The Black Hearts of Men (Harvard University Press, 2002) was the co-winner of the Frederick Douglass Book Prize and second place for the Lincoln Prize. The Battle Hymn of the Republic: A Biography of the Song That Marches On, co-authored with Benjamin Soskis (Oxford University Press, 2013), was a Lincoln Prize finalist. His book, Picturing Frederick Douglass: An Illustrated Biography of the 19th-Century's Most Photographed American (W.W. Norton, 2015), was also a Lincoln Prize finalist.
His essays and reviews have appeared in Time, the Wall Street Journal, the New York Times, the Washington Post, the Huffington Post, and in scholarly journals and books.

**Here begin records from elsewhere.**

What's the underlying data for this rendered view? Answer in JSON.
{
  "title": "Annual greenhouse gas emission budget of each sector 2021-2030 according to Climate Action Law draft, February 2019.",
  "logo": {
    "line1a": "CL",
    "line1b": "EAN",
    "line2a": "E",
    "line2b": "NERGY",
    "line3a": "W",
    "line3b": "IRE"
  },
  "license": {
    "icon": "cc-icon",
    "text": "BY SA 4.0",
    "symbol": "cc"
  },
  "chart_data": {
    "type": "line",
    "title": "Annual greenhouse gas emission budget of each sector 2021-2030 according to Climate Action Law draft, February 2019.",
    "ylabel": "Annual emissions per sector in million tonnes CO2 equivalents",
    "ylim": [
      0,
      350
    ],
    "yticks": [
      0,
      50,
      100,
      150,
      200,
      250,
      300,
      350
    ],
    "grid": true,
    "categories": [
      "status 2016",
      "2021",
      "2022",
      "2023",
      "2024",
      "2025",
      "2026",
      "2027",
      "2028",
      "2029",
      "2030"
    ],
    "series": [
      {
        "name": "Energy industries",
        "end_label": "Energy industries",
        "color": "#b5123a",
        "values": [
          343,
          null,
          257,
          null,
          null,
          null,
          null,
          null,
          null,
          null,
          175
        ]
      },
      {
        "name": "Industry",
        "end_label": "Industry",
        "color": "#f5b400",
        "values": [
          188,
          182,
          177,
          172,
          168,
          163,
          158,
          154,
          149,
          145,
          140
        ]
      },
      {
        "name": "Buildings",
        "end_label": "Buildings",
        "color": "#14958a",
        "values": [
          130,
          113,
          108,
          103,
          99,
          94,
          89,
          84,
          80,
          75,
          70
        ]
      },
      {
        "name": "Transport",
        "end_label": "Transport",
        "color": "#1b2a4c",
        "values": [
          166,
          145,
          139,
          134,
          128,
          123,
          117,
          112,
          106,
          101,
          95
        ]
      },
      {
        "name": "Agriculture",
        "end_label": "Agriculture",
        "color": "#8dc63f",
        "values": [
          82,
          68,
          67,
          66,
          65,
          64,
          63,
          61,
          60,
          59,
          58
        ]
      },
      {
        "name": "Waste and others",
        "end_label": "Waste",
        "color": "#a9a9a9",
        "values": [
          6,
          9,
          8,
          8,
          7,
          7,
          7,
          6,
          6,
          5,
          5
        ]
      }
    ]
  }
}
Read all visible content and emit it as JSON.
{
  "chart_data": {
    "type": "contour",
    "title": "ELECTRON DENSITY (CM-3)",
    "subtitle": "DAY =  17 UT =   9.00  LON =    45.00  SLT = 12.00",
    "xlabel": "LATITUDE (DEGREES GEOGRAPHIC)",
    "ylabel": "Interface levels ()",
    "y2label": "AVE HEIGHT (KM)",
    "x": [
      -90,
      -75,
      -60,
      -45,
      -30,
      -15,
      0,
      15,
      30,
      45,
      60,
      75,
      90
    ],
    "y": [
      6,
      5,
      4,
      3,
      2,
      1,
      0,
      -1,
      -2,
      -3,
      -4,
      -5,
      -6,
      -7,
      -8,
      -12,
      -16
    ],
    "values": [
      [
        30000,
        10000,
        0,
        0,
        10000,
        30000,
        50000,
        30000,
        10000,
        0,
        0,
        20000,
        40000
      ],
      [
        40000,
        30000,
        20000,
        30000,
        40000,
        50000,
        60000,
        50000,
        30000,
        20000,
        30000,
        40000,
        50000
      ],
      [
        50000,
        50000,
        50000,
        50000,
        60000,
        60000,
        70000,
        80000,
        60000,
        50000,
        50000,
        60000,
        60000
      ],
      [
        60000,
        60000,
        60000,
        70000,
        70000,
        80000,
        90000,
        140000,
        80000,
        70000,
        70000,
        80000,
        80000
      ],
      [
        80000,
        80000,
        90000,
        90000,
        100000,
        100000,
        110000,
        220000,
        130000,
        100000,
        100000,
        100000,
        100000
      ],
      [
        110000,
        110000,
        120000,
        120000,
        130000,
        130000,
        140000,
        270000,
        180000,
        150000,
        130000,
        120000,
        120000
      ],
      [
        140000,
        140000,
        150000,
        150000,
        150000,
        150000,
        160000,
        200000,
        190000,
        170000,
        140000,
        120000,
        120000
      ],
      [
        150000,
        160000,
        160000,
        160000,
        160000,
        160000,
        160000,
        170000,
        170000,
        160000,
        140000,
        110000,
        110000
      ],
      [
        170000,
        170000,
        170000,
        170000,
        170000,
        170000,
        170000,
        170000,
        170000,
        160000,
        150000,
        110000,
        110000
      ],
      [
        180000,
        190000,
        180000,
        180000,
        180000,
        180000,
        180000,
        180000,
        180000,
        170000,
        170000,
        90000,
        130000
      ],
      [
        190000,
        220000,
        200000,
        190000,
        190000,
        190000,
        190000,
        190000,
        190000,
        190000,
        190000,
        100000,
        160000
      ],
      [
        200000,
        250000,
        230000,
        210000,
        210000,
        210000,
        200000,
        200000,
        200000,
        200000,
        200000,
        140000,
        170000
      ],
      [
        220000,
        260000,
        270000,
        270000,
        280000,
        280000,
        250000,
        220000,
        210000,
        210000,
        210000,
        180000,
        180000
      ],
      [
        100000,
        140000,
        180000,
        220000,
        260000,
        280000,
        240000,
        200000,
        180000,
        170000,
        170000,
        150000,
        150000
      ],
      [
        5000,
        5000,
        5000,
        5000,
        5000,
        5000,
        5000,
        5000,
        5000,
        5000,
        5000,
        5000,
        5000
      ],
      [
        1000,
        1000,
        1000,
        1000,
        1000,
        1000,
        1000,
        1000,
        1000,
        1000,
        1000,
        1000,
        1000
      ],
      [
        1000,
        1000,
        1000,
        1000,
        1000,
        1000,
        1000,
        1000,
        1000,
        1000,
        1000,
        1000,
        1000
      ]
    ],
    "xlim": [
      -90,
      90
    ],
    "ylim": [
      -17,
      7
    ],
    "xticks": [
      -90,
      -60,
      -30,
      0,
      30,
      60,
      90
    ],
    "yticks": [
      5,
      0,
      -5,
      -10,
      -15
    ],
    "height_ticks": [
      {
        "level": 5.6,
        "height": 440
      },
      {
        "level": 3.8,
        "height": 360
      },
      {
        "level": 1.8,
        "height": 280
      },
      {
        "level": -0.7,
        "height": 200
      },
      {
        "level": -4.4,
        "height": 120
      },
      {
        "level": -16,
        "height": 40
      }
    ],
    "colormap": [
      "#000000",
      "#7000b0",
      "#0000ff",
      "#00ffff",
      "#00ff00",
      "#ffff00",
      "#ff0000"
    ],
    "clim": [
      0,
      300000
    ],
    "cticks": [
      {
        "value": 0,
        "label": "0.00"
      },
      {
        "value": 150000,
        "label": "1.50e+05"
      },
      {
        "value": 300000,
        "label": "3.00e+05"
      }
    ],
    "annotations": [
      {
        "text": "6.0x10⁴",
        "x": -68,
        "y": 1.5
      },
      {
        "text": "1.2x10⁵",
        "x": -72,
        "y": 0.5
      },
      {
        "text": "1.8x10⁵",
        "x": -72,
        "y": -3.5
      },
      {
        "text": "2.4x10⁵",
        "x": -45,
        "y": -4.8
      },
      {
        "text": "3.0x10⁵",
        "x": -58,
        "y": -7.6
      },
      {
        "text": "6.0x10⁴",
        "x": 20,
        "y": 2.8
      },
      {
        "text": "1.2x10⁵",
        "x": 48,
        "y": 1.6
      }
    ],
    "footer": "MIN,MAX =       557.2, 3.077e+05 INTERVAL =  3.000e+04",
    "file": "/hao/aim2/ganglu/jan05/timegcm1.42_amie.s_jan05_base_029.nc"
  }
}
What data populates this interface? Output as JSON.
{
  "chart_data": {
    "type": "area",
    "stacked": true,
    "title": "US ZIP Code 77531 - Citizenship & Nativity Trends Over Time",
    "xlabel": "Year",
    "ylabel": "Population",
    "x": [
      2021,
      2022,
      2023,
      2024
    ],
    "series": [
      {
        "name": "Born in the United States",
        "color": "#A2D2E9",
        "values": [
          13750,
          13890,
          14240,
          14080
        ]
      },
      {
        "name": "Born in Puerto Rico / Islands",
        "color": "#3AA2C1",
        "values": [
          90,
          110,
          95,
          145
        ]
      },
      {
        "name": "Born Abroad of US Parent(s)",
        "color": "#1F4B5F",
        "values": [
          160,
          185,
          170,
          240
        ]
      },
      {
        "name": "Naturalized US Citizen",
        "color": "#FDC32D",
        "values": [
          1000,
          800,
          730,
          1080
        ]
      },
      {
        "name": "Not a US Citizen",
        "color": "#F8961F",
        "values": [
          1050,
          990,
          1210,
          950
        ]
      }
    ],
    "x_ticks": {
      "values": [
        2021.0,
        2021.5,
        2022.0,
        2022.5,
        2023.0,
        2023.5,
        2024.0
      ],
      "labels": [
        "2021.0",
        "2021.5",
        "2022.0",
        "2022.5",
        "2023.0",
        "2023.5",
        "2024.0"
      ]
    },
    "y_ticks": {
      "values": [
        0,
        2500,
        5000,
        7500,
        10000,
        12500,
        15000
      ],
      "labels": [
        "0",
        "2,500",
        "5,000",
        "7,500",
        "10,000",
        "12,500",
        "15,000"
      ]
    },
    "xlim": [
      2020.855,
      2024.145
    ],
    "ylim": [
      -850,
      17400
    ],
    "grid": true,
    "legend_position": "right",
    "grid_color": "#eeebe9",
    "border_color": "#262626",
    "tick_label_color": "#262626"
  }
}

He has lectured throughout the US and Europe, and was an advisor for the 2012 film Django Unchained, an advisor and contributor to the traveling exhibition, WAR/PHOTOGRAPHY (2012-14); and an advisor and talking head for the documentaries God in America (2010), The Abolitionists (2013), and The African Americans: Many Rivers to Cross (2013); and an advisor to The Free State of Jones (2015).